AT&T (NYSE: T) is getting ready to extend its higher speed DSL offerings using a mix of pair bonding and VDSL2, and will reportedly begin a trial of 45 Mbps service in Dallas this month. But this first wave of speed upgrades initially won't include the 75 Mbps speeds it has promised through its Project VIP initiative.
Later speed increases, including their much-talked-about 75 Mbps offering, will leverage a mix of line vectoring and increasing the DSL frequency band to 17 MHz.
Citing an anonymous employee who posted in its forum, a Broadband DSL Reports article said that the telco will begin a trial of the new speed tiers beginning later this month in Dallas. To minimize truck rolls to each home requesting the new services, AT&T will begin using bonded copper pairs for all new U-verse installations.
Under the new plan, the telco will offer a new 45 Mbps tier with faster options coming later in the year. Meanwhile, the current 6 Mbps users will be "grandfathered" on their existing plans unless they ask to be upgraded to the new tier, while current 12 Mbps and 24 Mbps users will be upgraded to 24 Mbps and 30 Mbps, respectively.
An AT&T spokeswoman told FierceTelecom they could not comment on any the proposed speeds "at this time."
In January, John Donovan, senior executive vice president of AT&T Technology and Network Operations, said that "90 percent of our U-verse customer locations will have the capability to receive what we project to be 75 Mbps--and 75 percent will have the capability to receive up to 100 Mbps."
He added, "Almost 80 percent of the IP DSLAM customer locations will have the capability to receive 45 Mbps, with about half of those having the capability to receive up to 75 Mbps."
However, the delivery of these higher speeds come with two glaring realities.

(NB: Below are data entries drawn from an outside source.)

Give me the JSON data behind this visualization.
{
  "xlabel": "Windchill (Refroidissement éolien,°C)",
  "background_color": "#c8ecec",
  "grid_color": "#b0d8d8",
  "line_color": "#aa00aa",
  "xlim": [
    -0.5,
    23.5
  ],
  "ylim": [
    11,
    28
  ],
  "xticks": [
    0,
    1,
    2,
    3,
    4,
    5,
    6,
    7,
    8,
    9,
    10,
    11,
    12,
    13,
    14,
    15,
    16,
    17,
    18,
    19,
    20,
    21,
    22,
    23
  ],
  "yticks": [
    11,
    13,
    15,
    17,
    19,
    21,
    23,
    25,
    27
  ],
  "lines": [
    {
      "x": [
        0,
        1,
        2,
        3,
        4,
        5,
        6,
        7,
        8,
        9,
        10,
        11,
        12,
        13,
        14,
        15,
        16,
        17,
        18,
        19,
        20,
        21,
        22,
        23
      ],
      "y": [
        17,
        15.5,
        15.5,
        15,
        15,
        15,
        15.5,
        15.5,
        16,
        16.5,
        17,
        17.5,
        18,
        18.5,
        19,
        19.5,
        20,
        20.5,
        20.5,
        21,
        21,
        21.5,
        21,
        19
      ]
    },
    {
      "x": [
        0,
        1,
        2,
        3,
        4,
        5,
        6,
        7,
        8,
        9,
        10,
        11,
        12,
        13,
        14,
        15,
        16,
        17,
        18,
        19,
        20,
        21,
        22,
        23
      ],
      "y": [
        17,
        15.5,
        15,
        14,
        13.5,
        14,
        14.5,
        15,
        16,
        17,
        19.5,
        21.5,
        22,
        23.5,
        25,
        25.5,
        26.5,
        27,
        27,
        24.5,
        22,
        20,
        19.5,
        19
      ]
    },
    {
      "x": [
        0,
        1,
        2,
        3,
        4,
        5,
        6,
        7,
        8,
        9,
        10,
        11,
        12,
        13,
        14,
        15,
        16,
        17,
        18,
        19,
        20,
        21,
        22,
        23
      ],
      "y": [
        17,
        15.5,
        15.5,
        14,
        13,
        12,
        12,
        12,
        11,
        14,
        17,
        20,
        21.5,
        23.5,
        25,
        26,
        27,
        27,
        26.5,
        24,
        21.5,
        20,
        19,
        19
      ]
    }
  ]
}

One, the delivery of these speeds depends on how close the customer is to the nearest CO (central office) or RT (remote terminal) and the quality of the copper plant. Two, even with a 45 Mbps offering, AT&T will still trail the higher speed tiers such as 50 and 100 Mbps that its cable competitors Cox and Comcast (Nasdaq: CMCSA) can offer on their existing HFC-based DOCSIS 3.0 networks.